People complain that C++ doesn't have threads built in, and the standard retort is invariably that the next standard will provide built in mutexes and other sugar. But that's not expressive. If you want expressive concurrency, checkout Limbo's channels or Erlang's messages. Just because you can approximate something doesn't mean you've captured its expressiveness.
And how is a language where the majority of the operators and modifiers are English keywords, wrapped in an endless series of punctuation marks, expressive? Reading overly wrought C++ code can be like reading a court reporter's short-hand, except you can never be sure what the proper translation is from one compilation unit to the next--certainly not from one project to the next. And if you keep it clean, you're not exercising all those expressive features.
Combine GCC extensions like the typeof() operator and statement expressions, and/or some M4 pre-processing, and you end up with code only nominally less readable than template definitions, yet just as type-safe.

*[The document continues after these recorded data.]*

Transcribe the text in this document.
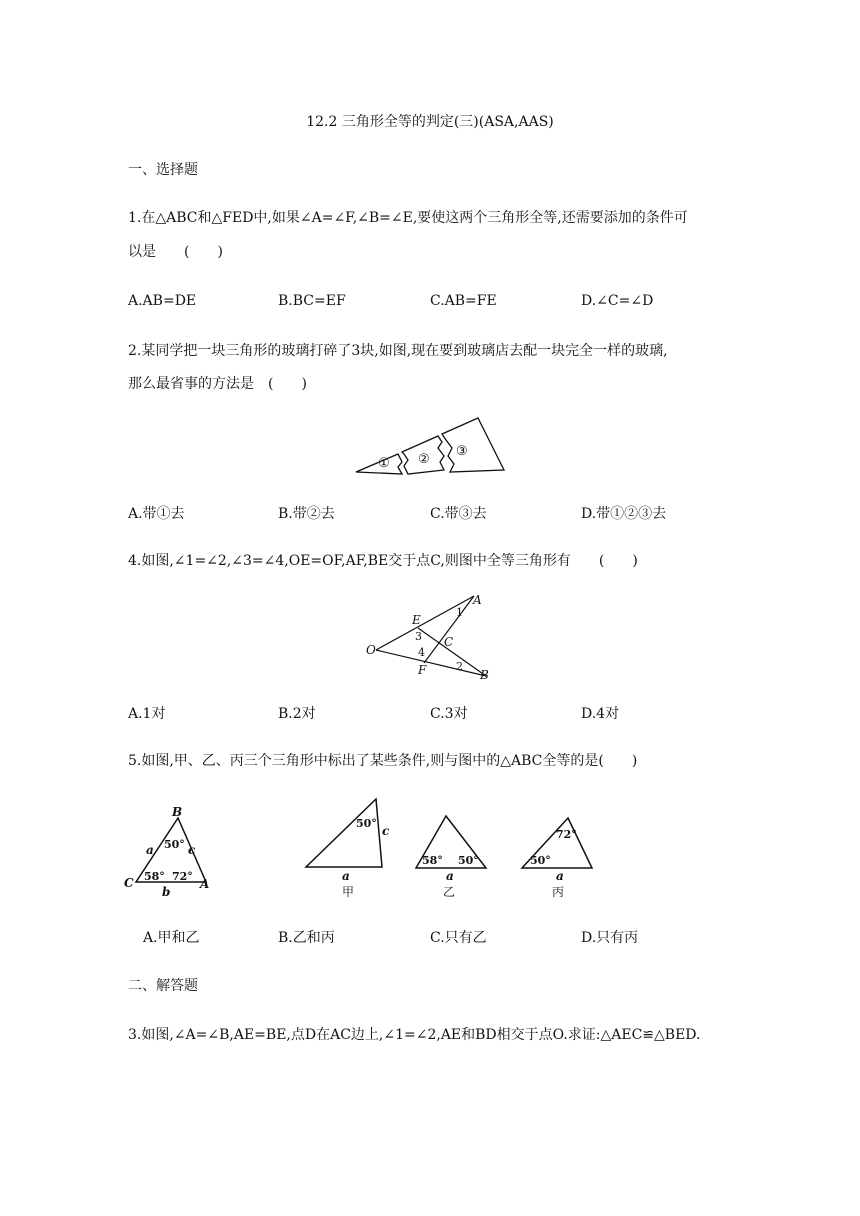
12.2 三角形全等的判定(三)(ASA,AAS)
一、选择题
1.在△ABC和△FED中,如果∠A=∠F,∠B=∠E,要使这两个三角形全等,还需要添加的条件可
以是　　(　　)
A.AB=DE	B.BC=EF	C.AB=FE	D.∠C=∠D
2.某同学把一块三角形的玻璃打碎了3块,如图,现在要到玻璃店去配一块完全一样的玻璃,
那么最省事的方法是　(　　)
① ②
③
A.带①去	B.带②去	C.带③去	D.带①②③去
4.如图,∠1=∠2,∠3=∠4,OE=OF,AF,BE交于点C,则图中全等三角形有　　(　　)
O
E
F
A
B
C
1
2
3
4
A.1对	B.2对	C.3对	D.4对
5.如图,甲、乙、丙三个三角形中标出了某些条件,则与图中的△ABC全等的是(　　)
B
C	A
a	c
b
50°
58° 72°
50°
c
a
甲
58° 50°
a
乙
72°
50°
a
丙
A.甲和乙	B.乙和丙	C.只有乙	D.只有丙
二、解答题
3.如图,∠A=∠B,AE=BE,点D在AC边上,∠1=∠2,AE和BD相交于点O.求证:△AEC≌△BED.
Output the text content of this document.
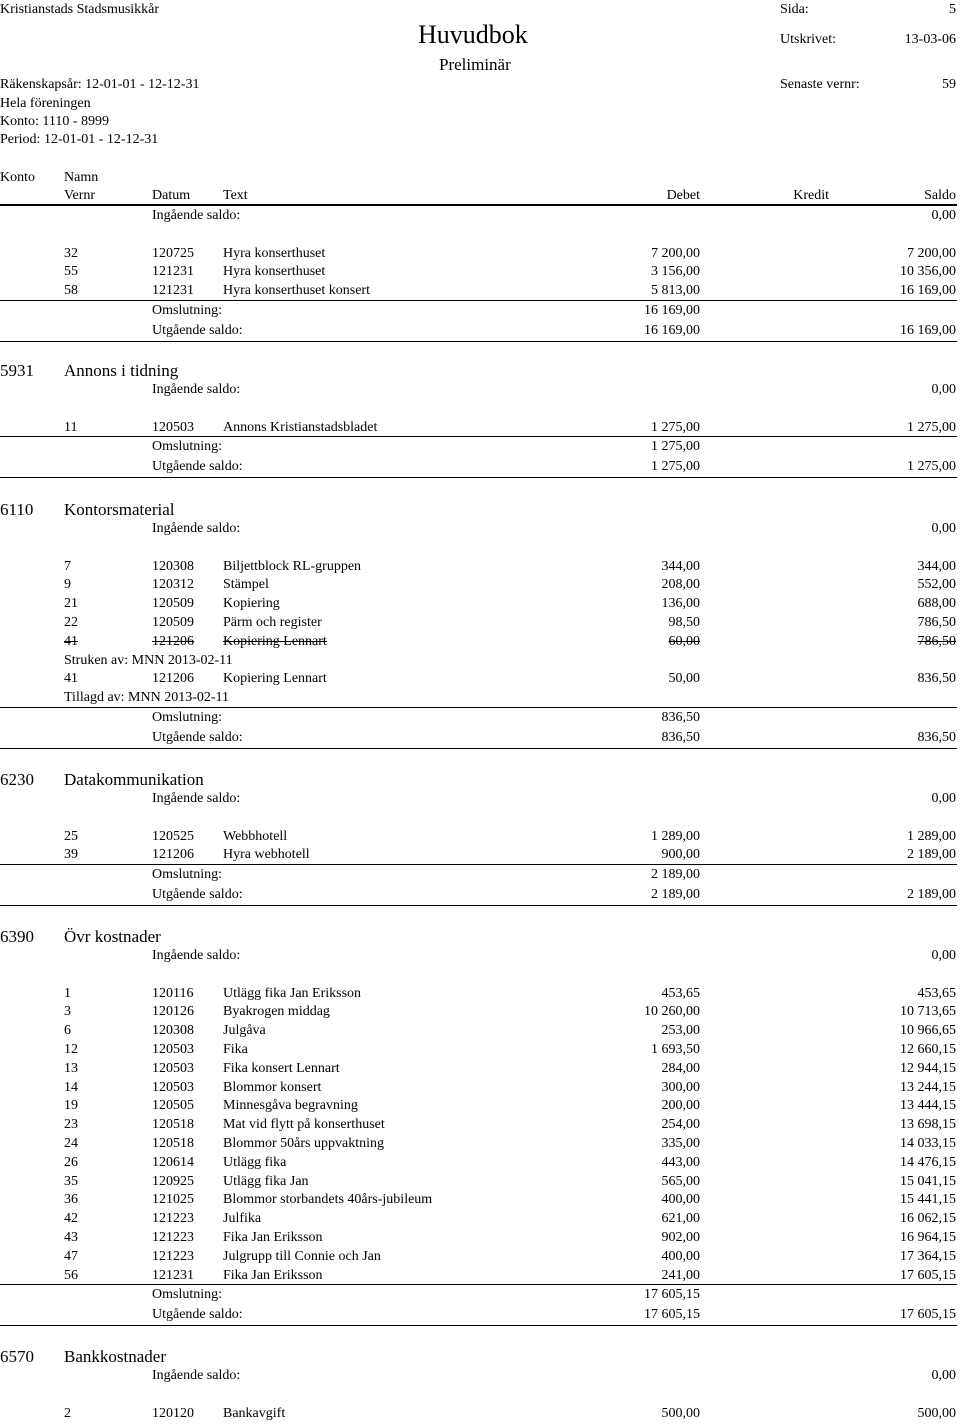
Kristianstads Stadsmusikkår
Huvudbok
Preliminär
Sida:	5
Utskrivet:	13-03-06
Räkenskapsår: 12-01-01 - 12-12-31	Senaste vernr:	59
Hela föreningen
Konto: 1110 - 8999
Period: 12-01-01 - 12-12-31
Konto Namn
Vernr	Datum Text	Debet	Kredit	Saldo
Ingående saldo:	0,00
32	120725 Hyra konserthuset	7 200,00	7 200,00
55	121231 Hyra konserthuset	3 156,00	10 356,00
58	121231 Hyra konserthuset konsert	5 813,00	16 169,00
Omslutning:	16 169,00
Utgående saldo:	16 169,00	16 169,00
5931 Annons i tidning
Ingående saldo:	0,00
11	120503 Annons Kristianstadsbladet	1 275,00	1 275,00
Omslutning:	1 275,00
Utgående saldo:	1 275,00	1 275,00
6110 Kontorsmaterial
Ingående saldo:	0,00
7	120308 Biljettblock RL-gruppen	344,00	344,00
9	120312 Stämpel	208,00	552,00
21	120509 Kopiering	136,00	688,00
22	120509 Pärm och register	98,50	786,50
41	121206 Kopiering Lennart	60,00	786,50
Struken av: MNN 2013-02-11
41	121206 Kopiering Lennart	50,00	836,50
Tillagd av: MNN 2013-02-11
Omslutning:	836,50
Utgående saldo:	836,50	836,50
6230 Datakommunikation
Ingående saldo:	0,00
25	120525 Webbhotell	1 289,00	1 289,00
39	121206 Hyra webhotell	900,00	2 189,00
Omslutning:	2 189,00
Utgående saldo:	2 189,00	2 189,00
6390 Övr kostnader
Ingående saldo:	0,00
1	120116 Utlägg fika Jan Eriksson	453,65	453,65
3	120126 Byakrogen middag	10 260,00	10 713,65
6	120308 Julgåva	253,00	10 966,65
12	120503 Fika	1 693,50	12 660,15
13	120503 Fika konsert Lennart	284,00	12 944,15
14	120503 Blommor konsert	300,00	13 244,15
19	120505 Minnesgåva begravning	200,00	13 444,15
23	120518 Mat vid flytt på konserthuset	254,00	13 698,15
24	120518 Blommor 50års uppvaktning	335,00	14 033,15
26	120614 Utlägg fika	443,00	14 476,15
35	120925 Utlägg fika Jan	565,00	15 041,15
36	121025 Blommor storbandets 40års-jubileum	400,00	15 441,15
42	121223 Julfika	621,00	16 062,15
43	121223 Fika Jan Eriksson	902,00	16 964,15
47	121223 Julgrupp till Connie och Jan	400,00	17 364,15
56	121231 Fika Jan Eriksson	241,00	17 605,15
Omslutning:	17 605,15
Utgående saldo:	17 605,15	17 605,15
6570 Bankkostnader
Ingående saldo:	0,00
2	120120 Bankavgift	500,00	500,00
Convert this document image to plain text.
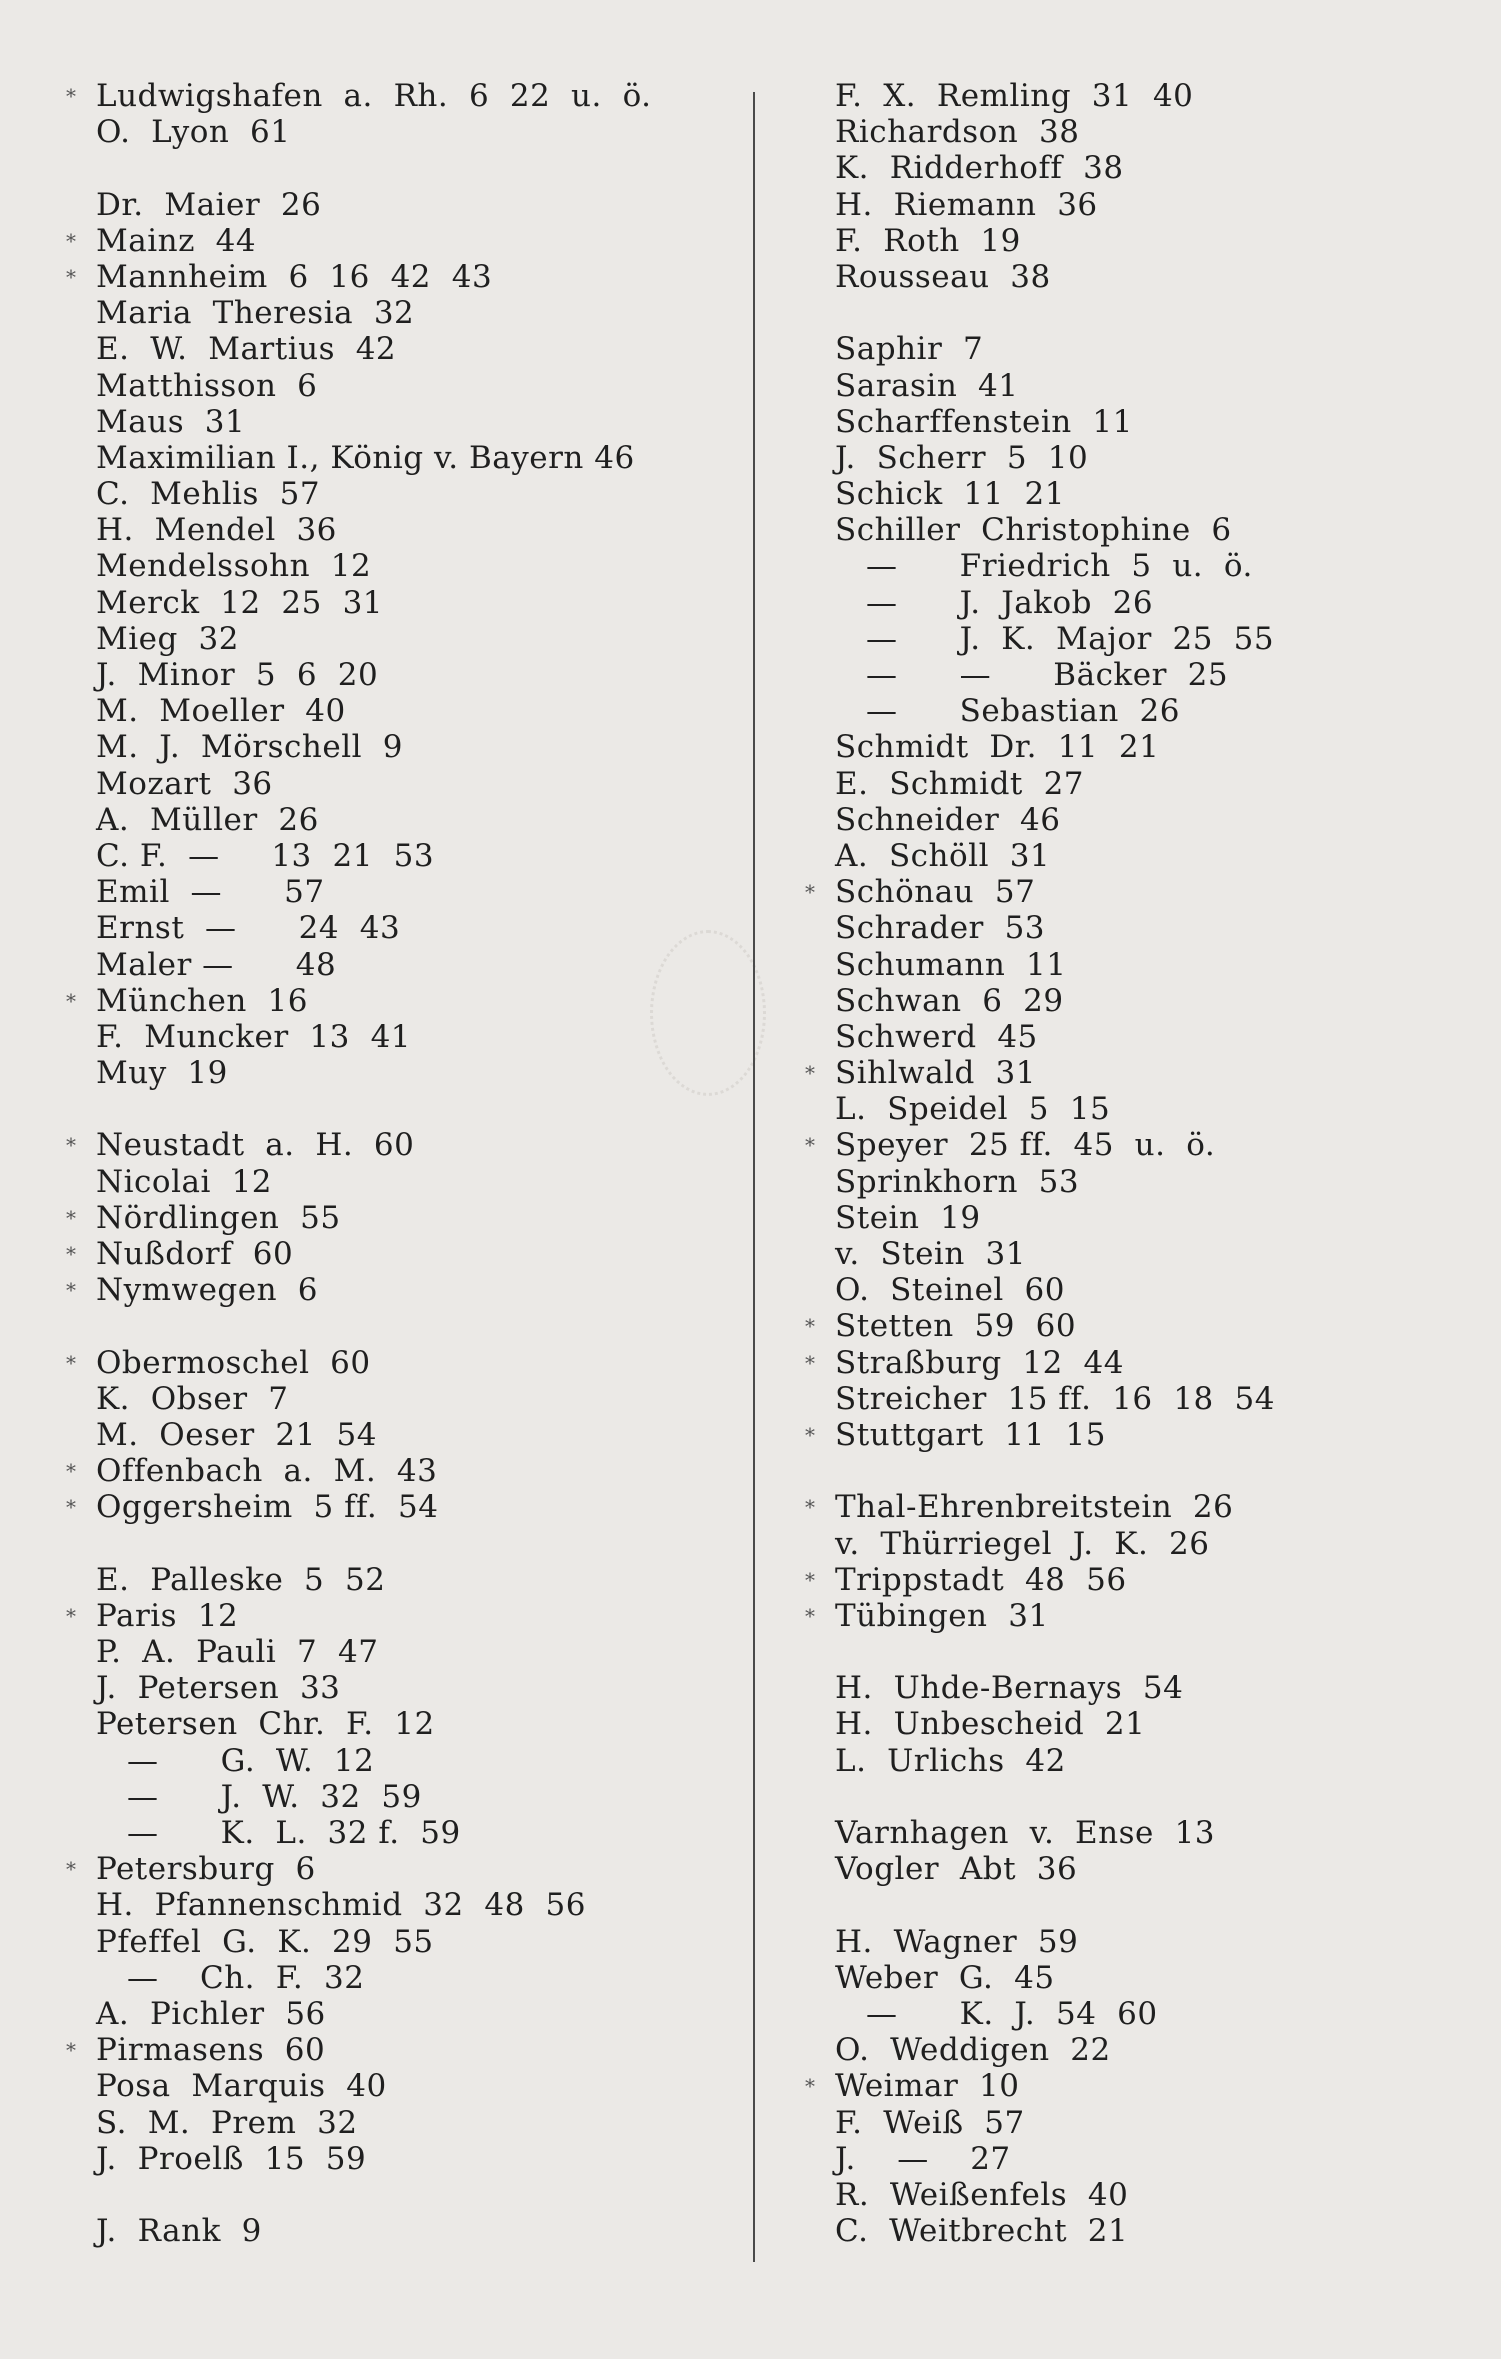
* Ludwigshafen  a.  Rh.  6  22  u.  ö.
O.  Lyon  61
Dr.  Maier  26
* Mainz  44
* Mannheim  6  16  42  43
Maria  Theresia  32
E.  W.  Martius  42
Matthisson  6
Maus  31
Maximilian I., König v. Bayern 46
C.  Mehlis  57
H.  Mendel  36
Mendelssohn  12
Merck  12  25  31
Mieg  32
J.  Minor  5  6  20
M.  Moeller  40
M.  J.  Mörschell  9
Mozart  36
A.  Müller  26
C. F.  —     13  21  53
Emil  —      57
Ernst  —      24  43
Maler —      48
* München  16
F.  Muncker  13  41
Muy  19
* Neustadt  a.  H.  60
Nicolai  12
* Nördlingen  55
* Nußdorf  60
* Nymwegen  6
* Obermoschel  60
K.  Obser  7
M.  Oeser  21  54
* Offenbach  a.  M.  43
* Oggersheim  5 ff.  54
E.  Palleske  5  52
* Paris  12
P.  A.  Pauli  7  47
J.  Petersen  33
Petersen  Chr.  F.  12
—      G.  W.  12
—      J.  W.  32  59
—      K.  L.  32 f.  59
* Petersburg  6
H.  Pfannenschmid  32  48  56
Pfeffel  G.  K.  29  55
—    Ch.  F.  32
A.  Pichler  56
* Pirmasens  60
Posa  Marquis  40
S.  M.  Prem  32
J.  Proelß  15  59
J.  Rank  9
F.  X.  Remling  31  40
Richardson  38
K.  Ridderhoff  38
H.  Riemann  36
F.  Roth  19
Rousseau  38
Saphir  7
Sarasin  41
Scharffenstein  11
J.  Scherr  5  10
Schick  11  21
Schiller  Christophine  6
—      Friedrich  5  u.  ö.
—      J.  Jakob  26
—      J.  K.  Major  25  55
—      —      Bäcker  25
—      Sebastian  26
Schmidt  Dr.  11  21
E.  Schmidt  27
Schneider  46
A.  Schöll  31
* Schönau  57
Schrader  53
Schumann  11
Schwan  6  29
Schwerd  45
* Sihlwald  31
L.  Speidel  5  15
* Speyer  25 ff.  45  u.  ö.
Sprinkhorn  53
Stein  19
v.  Stein  31
O.  Steinel  60
* Stetten  59  60
* Straßburg  12  44
Streicher  15 ff.  16  18  54
* Stuttgart  11  15
* Thal-Ehrenbreitstein  26
v.  Thürriegel  J.  K.  26
* Trippstadt  48  56
* Tübingen  31
H.  Uhde-Bernays  54
H.  Unbescheid  21
L.  Urlichs  42
Varnhagen  v.  Ense  13
Vogler  Abt  36
H.  Wagner  59
Weber  G.  45
—      K.  J.  54  60
O.  Weddigen  22
* Weimar  10
F.  Weiß  57
J.    —    27
R.  Weißenfels  40
C.  Weitbrecht  21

The first step to solving a complex problem is to first reduce it to a set of simple problems. You then choose tools which best solve the simple problems. (Of course, most problems are really simple, so its sensible to use any one general purpose language.) I see these gargantuan C++ projects, and I think to myself C++ is more of a plague than anything else. Some people tout KIO as the greatest thing since sliced bread; but I'm sitting on the sidelines, thinking I wish my non-KDE applications could benefit from that. Some "solution", that feat of super-charged object-orientation, walled up behind a language that says "my way or the highway". That kind of expressiveness is light years behind fopen()--usable in C, C++, Perl, Awk, Java, C#, Lua, TCL, Python, Haskell, Ada, and nearly any other language one could find on their system.
People claim that C++ is "multi-paradigmatic". Oddly, it fails to provide the most useful and expressive alternative paradigms out there. And with all the nice shiny features, even all the tried-and-true paradigms--like process modularization--are too often left out in the cold. If you've got the world's greatest set of hammers, everything looks like a nail.
If you like C++, great. It is... a language. Just like any other, except a little more practical than most, and much more widely used (due in large part to near universality in the Microsoft community). I don't use C++, because I routinely use more than a half-dozen other languages--and the one that binds them all: C.